I was recently using AI to process client data, and the client was clear: sensitive information should not be sent to AI servers. But when I went looking for de-identification tools, I hit a wall—Taiwan’s PII formats (national ID numbers, local phone numbers, tax IDs) aren’t supported by any existing tool.
So I combined an open-source library with local adaptations and built pii-guard-tw. It automatically replaces PII in your documents with placeholders, lets you send the sanitized version to AI for processing, and then restores the original data afterward. Your real data never leaves your machine.
Supported PII Types
- National ID numbers, resident certificate numbers, passport numbers
- Mobile numbers (09xx / +886 format), landlines
- Email addresses, credit card numbers
- Tax ID numbers (統一編號, Taiwan’s business registration number), license plates, dates of birth, bank account numbers
- Person names, organization names, location names (detected via CKIP BERT, a Mandarin NLP model from Academia Sinica)
Supported File Formats
- Plain text (.txt / .csv / .tsv)
- Excel (.xlsx) — processes cell by cell, preserves formatting
- Word (.docx) — handles both paragraphs and tables
- PDF (.pdf) — extracts text first, then processes
MCP Integration
There’s also an MCP server so you can plug it directly into Claude Code and use it seamlessly in your workflow.

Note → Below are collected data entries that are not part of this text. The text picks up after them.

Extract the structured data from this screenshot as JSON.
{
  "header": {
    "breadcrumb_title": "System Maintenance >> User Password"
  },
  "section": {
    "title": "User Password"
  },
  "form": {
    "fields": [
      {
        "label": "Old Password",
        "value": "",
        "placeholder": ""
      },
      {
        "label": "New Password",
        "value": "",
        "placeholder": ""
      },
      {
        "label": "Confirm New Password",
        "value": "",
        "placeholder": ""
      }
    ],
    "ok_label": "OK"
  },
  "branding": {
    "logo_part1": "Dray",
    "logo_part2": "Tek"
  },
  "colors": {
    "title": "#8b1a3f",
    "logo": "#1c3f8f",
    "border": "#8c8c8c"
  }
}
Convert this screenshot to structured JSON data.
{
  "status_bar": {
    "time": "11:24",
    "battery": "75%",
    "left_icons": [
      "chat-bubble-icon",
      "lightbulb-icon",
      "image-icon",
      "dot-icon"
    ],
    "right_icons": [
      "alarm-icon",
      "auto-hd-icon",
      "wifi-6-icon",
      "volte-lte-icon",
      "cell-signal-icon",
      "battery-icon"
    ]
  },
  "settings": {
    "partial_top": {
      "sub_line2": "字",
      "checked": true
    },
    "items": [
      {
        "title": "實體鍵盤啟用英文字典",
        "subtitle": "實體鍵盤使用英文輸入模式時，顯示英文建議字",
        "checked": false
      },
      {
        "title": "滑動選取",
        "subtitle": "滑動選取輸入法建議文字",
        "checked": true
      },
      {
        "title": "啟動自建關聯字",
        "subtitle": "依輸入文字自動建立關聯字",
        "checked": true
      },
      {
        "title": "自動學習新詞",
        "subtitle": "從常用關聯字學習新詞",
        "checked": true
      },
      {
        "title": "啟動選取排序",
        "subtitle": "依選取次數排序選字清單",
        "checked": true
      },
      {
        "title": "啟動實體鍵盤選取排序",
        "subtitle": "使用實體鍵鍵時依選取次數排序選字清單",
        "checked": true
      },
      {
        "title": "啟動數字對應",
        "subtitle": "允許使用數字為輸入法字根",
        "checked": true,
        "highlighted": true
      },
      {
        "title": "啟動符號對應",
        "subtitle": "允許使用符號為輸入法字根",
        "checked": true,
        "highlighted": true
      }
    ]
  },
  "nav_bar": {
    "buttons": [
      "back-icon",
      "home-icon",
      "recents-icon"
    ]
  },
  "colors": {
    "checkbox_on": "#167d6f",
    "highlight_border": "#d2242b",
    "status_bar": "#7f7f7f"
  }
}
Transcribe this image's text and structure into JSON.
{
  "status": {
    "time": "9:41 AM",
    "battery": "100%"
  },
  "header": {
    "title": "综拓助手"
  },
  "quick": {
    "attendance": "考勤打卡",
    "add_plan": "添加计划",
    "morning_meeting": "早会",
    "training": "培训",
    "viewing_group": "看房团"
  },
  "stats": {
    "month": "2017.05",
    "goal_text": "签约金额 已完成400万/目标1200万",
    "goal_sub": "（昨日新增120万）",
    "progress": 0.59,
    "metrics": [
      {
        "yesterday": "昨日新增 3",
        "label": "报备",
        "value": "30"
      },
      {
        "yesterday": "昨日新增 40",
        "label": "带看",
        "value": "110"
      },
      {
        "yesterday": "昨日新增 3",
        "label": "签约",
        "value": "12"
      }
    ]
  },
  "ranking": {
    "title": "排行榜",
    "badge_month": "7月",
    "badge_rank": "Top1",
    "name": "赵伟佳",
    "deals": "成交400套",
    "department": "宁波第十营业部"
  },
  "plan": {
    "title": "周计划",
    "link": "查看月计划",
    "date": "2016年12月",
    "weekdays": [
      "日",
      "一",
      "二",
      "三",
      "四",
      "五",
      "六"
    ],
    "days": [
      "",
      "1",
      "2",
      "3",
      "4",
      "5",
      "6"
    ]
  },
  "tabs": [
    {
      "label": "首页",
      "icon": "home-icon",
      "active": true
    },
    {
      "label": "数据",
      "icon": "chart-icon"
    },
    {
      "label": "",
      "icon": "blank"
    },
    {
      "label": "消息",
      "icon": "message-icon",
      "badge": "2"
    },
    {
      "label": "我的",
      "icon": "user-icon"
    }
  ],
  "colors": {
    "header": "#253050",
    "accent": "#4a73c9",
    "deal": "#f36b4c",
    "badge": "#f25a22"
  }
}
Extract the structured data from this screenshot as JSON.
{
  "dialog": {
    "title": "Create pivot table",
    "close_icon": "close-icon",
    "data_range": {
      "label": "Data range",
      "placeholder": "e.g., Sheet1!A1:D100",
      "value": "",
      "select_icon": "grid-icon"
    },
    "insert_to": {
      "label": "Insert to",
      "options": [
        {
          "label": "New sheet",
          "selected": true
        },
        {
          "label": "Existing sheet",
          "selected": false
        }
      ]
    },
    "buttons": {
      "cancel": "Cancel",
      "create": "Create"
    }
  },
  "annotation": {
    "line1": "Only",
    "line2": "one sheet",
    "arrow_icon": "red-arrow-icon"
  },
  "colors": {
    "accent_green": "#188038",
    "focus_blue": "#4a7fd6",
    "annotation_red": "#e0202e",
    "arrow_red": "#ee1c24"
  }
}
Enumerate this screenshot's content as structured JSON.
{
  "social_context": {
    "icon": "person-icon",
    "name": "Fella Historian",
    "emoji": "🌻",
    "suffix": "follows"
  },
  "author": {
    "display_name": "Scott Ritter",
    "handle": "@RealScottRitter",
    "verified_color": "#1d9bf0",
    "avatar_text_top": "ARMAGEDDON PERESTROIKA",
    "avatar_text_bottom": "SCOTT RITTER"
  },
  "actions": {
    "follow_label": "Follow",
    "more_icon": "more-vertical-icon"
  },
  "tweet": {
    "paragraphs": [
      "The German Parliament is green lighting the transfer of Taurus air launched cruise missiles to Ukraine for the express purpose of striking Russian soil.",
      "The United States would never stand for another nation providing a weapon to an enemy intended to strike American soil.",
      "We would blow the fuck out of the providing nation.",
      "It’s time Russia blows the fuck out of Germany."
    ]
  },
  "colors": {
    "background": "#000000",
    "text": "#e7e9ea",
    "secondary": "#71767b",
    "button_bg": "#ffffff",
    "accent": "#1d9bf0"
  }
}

Still very early stage—issues and PRs are welcome.
A Note for API / Enterprise Users
Claude API and Enterprise users can refer to Anthropic’s official ZDR (Zero Data Retention) policy—your data isn’t retained by default. For regular subscription users, besides using a de-identification tool, remember to go into your settings and turn off “Allow my data to be used for model training.” That way your data is only stored by Anthropic for 30 days instead of five years.